三维弹性问题Taylor展开多极边界元法的误差分析

Taylor展开多极边界元法有效的提高了边界元法的求解效率,使之可用于大规模问题的计算。然而,由于计算中对基本解进行了Taylor级数展开,与传统边界元方法相比计算精度有所下降。本文主要针对三维弹性问题Taylor展开多极边界元法的计算精度和误差进行研究。文中对两种方法的计算精度进行了比较;研究了核函数的Taylor展开性质;推导了三维弹性问题基本解的误差估计公式;给出了Taylor展开多极边界元法中远近场的划分原则。通过具体的算例,证明了该方法的正确性和误差估计公式的有效性,说明了影响Taylor展开多极边界元法求解精度的因素。

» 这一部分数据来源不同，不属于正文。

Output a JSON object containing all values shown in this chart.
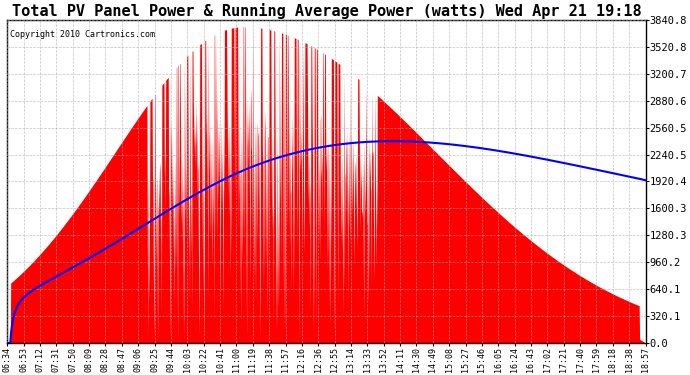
{
  "title": "Total PV Panel Power & Running Average Power (watts) Wed Apr 21 19:18",
  "copyright": "Copyright 2010 Cartronics.com",
  "y_ticks": [
    0.0,
    320.1,
    640.1,
    960.2,
    1280.3,
    1600.3,
    1920.4,
    2240.5,
    2560.5,
    2880.6,
    3200.7,
    3520.8,
    3840.8
  ],
  "y_max": 3840.8,
  "y_min": 0.0,
  "background_color": "#ffffff",
  "fill_color": "#ff0000",
  "avg_line_color": "#0000ff",
  "grid_color": "#aaaaaa",
  "title_fontsize": 11,
  "x_labels": [
    "06:34",
    "06:53",
    "07:12",
    "07:31",
    "07:50",
    "08:09",
    "08:28",
    "08:47",
    "09:06",
    "09:25",
    "09:44",
    "10:03",
    "10:22",
    "10:41",
    "11:00",
    "11:19",
    "11:38",
    "11:57",
    "12:16",
    "12:36",
    "12:55",
    "13:14",
    "13:33",
    "13:52",
    "14:11",
    "14:30",
    "14:49",
    "15:08",
    "15:27",
    "15:46",
    "16:05",
    "16:24",
    "16:43",
    "17:02",
    "17:21",
    "17:40",
    "17:59",
    "18:18",
    "18:38",
    "18:57"
  ]
}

Error analysis applied in Taylor expansions multipole BEM for three-dimensional elasticity problems

The Taylor expansions multipole BEM(TEMBEM) is an effective method in the way of improvement computational efficiency.The memory and operations requirements of multipole BEM are proportional to the unknowns N,and it can speed up the computation and adapt to large-scale numerical computation.The precision of TEMBEM is deteriorative in comparison with conventional BEM.The error and precision of TEMBEM for 3D elasticity problems are researched.This paper presents a comparison between conventional BEM and TEMBEM,and analyzes the accuracy and error of the Taylor series.The Taylor expansions properties of kernel function r are researched and the error estimate formulas of 3D elasticity problems are deduced.The principles to partition far-field and near-field are presented,and the approaches to improving precision are specified.The numerical experiments show the validity and practicability of the error estimate formulas of TEMBEM.